The selection of a suitable liquid for suspension of the nanoparticles is fortunately much wider if one does not have to be so concerned about matching of indices of refraction. The liquid should, however, have certain desired optical and physical properties that render it suitable for a particular application. First, the liquid should be optically transparent at one or more wavelengths of interest. It should also be chemically stable and have good thermal properties; in particular the refractive index should remain substantially constant with temperature. It is also most important, of course, that the liquid should support the selected nanoparticles in a colloidal suspension, without settling or clumping of the particles. In this regard, the surface tension of the liquid is an important property, which may be enhanced by the addition of a suitable surfactant. The liquid is also selected for its refractive index, but this property is not as critical as it would be if larger solid state particles were being used. Since the vessel 10 acts both as a container and an optical waveguide, the refractive index of the liquid must be greater than that of the chamber walls, but this is not difficult to achieve.
The preparation and dispersion of lasant nanoparticles can be carried out by a variety of processes known to those skilled in the art. For example, neodymium oxide (Nd₂O₃) nanoparticles can be obtained commercially at low cost from companies such as Inramat® Corporation, Farmington Conn. Nanoparticles down to 80 nm are available off the shelf, and smaller sizes are available by ordering special processing.
The question of particle size needed can be addressed by using readily available Mie scattering models. One such model is available as a calculator found through the Internet at http://omlc.ogi.edu/software/mie/ and this was used to calculate the extinction coefficients for various examples of a dispersed nanoparticle medium. These coefficients are plotted in FIG. 1, which shows a graph of extinction as a function of particle size for two potential lasing materials: neodymium oxide (Nd₂O₃) and neodymium fluoride (NdF₃), in two carrier fluids: water (n=1.33) and an ethylene glycol/water mixture (n=1.41), and at a lasant to carrier volume ratio of 1%. The data for Nd₂O₃nanoparticles are plotted in the two uppermost curves, and the data for NdF₃nanoparticles are plotted in the two lowermost curves. The graphs show that all four combinations have losses under 0.5%/cm when the particle size is less than 10 nm. The NdF₃/water/glycol combination shows an extinction loss approaching 0.1%/cm, which is less than that found in ordinary solid-state laser crystalline media such as neodymium:yttrium-aluminum-garnet (Nd:YAG), which has an extinction coefficient of approximately 0.2%/cm.
It will be appreciated from the foregoing that the present invention represents a significant advance in the field of high power lasers having a liquid based lasing medium. In particular, the invention allows for operation of a laser device at higher powers than solid-state lasers, without concern for thermally induced birefringence and depolarization. Moreover, by using a colloidal suspension of nanoparticles of a solid state material in a suitable liquid, the invention eliminates the need for substantially matching the indices of refraction of the liquid and the lasant particles. It will also be appreciated that although a number of embodiments of the invention have been illustrated and described, various modifications may be made without departing from the spirit and scope of the invention. Accordingly, the invention should not be limited except as by the appended claims.

Claims

1. A high power laser, comprising:

a laser cavity formed to encompass a vessel containing a lasing material that is a colloidal suspension of lasant nanoparticles in a liquid;

means for supplying laser pump power to the vessel;

means for circulating liquid and suspended lasant nanoparticles for cooling purposes; and

means for coupling a laser beam from the laser cavity;

wherein the liquid is selected for its desired physical and optical properties but without necessarily matching its refractive index with that of the lasant nanoparticles.

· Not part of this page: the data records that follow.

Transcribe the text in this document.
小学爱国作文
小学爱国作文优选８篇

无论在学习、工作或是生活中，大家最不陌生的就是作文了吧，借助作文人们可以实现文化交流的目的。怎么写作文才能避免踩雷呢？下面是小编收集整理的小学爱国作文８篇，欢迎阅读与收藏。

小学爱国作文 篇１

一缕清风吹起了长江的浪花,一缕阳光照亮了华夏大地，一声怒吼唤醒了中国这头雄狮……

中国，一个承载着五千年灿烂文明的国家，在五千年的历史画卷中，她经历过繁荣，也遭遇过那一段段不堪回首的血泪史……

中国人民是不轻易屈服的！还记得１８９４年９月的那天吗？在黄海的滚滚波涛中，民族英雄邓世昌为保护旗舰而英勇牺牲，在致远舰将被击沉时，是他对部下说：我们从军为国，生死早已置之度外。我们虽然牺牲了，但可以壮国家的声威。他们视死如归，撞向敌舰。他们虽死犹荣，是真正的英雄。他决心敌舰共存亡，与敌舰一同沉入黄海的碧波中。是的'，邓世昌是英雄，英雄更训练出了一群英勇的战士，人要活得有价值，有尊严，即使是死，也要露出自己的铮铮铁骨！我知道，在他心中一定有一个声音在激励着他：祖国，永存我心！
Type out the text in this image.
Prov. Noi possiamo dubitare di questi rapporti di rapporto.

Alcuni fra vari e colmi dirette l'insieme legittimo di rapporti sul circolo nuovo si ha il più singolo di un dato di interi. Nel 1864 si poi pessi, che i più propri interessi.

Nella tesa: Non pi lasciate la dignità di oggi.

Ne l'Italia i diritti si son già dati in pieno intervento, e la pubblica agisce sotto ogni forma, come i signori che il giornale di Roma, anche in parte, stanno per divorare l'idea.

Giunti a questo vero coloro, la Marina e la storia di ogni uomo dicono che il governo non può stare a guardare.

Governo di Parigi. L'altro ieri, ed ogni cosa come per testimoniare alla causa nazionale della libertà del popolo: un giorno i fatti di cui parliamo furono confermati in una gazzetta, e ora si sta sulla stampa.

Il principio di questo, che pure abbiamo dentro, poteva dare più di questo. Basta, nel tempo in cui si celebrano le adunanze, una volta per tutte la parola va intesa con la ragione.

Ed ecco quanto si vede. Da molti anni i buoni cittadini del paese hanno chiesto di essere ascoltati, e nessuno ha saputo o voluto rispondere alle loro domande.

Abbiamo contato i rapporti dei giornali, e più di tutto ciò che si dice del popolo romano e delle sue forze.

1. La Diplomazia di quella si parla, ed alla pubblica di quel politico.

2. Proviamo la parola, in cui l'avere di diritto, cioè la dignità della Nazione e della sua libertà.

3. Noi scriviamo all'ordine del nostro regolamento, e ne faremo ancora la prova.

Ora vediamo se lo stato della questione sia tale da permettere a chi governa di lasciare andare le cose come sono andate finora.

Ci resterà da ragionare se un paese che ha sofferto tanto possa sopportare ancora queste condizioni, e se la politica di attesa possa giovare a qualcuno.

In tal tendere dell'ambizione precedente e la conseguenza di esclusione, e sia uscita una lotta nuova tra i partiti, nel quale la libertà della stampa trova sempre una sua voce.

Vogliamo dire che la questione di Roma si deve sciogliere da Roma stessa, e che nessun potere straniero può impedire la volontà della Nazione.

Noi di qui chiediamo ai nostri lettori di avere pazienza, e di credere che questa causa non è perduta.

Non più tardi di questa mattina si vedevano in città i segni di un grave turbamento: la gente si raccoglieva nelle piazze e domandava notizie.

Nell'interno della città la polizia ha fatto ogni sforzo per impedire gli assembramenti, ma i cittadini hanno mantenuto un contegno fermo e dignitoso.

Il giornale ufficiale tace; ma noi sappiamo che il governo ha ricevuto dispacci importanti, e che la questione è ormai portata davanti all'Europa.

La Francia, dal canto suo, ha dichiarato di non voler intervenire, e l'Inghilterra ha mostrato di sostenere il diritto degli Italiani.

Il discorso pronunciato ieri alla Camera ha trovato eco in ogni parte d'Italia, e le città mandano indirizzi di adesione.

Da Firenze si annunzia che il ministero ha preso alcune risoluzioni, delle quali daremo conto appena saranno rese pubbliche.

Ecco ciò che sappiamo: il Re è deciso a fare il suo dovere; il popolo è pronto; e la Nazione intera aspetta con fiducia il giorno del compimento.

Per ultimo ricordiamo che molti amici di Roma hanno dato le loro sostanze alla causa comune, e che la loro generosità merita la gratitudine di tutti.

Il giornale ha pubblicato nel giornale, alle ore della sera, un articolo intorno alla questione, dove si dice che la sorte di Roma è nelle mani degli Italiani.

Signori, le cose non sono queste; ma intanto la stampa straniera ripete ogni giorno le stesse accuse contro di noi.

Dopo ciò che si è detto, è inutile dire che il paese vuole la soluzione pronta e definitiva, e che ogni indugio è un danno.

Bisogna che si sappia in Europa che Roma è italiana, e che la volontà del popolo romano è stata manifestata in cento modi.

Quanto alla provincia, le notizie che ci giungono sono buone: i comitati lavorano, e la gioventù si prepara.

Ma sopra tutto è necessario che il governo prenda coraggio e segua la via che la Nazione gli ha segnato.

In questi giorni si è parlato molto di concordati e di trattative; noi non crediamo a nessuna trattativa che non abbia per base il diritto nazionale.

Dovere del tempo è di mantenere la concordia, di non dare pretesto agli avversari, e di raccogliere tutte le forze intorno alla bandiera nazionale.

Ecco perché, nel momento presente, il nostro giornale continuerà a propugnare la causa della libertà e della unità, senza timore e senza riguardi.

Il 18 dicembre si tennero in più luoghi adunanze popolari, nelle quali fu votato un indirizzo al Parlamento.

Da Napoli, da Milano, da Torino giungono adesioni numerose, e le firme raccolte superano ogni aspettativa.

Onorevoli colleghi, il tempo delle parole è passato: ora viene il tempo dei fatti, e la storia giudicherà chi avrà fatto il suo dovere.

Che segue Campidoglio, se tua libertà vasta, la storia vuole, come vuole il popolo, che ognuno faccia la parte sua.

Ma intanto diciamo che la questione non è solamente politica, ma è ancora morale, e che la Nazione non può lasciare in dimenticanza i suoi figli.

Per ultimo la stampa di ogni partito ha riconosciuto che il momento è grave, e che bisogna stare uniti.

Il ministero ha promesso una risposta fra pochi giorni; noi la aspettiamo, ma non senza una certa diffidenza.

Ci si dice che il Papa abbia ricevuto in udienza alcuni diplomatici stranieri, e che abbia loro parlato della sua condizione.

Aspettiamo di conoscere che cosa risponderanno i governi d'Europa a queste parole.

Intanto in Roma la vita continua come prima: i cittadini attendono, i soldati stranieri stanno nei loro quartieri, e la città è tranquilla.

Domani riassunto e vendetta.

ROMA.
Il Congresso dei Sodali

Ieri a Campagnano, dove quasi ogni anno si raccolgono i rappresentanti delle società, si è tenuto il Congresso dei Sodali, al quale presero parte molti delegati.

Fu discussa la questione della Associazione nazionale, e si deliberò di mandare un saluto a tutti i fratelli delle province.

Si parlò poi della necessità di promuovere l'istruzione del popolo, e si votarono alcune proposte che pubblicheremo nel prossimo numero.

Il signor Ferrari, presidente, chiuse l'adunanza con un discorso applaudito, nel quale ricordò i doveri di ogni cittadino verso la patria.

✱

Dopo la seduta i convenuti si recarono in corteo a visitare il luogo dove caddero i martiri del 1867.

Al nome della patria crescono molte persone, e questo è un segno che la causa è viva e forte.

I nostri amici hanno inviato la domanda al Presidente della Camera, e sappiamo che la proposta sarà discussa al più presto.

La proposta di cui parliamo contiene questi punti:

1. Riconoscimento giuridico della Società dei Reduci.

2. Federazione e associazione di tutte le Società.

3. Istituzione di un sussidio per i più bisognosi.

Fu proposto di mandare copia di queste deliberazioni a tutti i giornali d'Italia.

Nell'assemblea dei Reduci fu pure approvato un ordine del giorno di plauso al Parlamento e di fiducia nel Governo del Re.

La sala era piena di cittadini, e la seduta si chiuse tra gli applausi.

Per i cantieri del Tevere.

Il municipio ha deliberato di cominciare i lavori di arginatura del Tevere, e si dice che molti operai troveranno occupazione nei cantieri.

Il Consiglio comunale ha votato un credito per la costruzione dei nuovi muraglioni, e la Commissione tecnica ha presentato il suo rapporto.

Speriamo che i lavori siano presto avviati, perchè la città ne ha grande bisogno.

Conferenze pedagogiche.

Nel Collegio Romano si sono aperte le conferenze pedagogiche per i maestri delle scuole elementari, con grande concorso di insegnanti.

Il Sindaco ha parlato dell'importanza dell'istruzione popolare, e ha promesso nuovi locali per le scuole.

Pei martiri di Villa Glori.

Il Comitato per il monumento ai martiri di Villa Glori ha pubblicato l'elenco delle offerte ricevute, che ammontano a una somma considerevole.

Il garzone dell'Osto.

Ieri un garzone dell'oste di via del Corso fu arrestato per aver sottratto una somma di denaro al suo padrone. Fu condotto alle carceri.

2. A high power laser as defined in claim 1, wherein:

the lasant nanoparticles are of a material selected to produce lasing at one or more wavelengths of interest.

3. A high power laser as defined in claim 2, wherein:

the lasant nanoparticles are of at least two different materials, selected to produce lasing at more than one wavelength of interest.

4. A high power laser as defined in claim 2, wherein:

the liquid is selected to be transparent at the wavelength of interest, to be chemically stable and to have surface tension properties consistent with maintenance of a colloidal suspension in which settling or clumping of the lasant nanoparticles is minimized.

5. A high power laser as defined in claim 4, wherein:

the liquid includes a surfactant to enhance surface tension and minimize clumping of the lasant nanoparticles.

6. A high power laser as defined in claim 4, wherein:

the lasant nanoparticles include some inert nanoparticles that have a refractive index larger than that of the liquid; and

the effective index of the colloidal suspension is thereby increased, allowing the use of larger lasant nanoparticles while still maintaining acceptable scattering losses.

7. A high power laser as defined in claim 4, wherein:

the lasant nanoparticles have an average size of approximately 10 nm.

8. A high power laser as defined in claim 4, wherein:

the lasant nanoparticles are of neodymium oxide (Nd₂O₃); and

the liquid is water or a mixture of water and ethylene glycol.

9. A high power laser as defined in claim 1, wherein:

the laser vessel has a rectangular cross section as viewed in the lasing direction.

10. A high power laser as defined in claim 1, wherein:

the laser vessel has a circular cross section as viewed in the lasing direction.

11. A high power laser as defined in claim 1, wherein:

the compositions of the lasant nanoparticles are selected to provide a wide gain linewidth, allowing amplification of short laser pulses.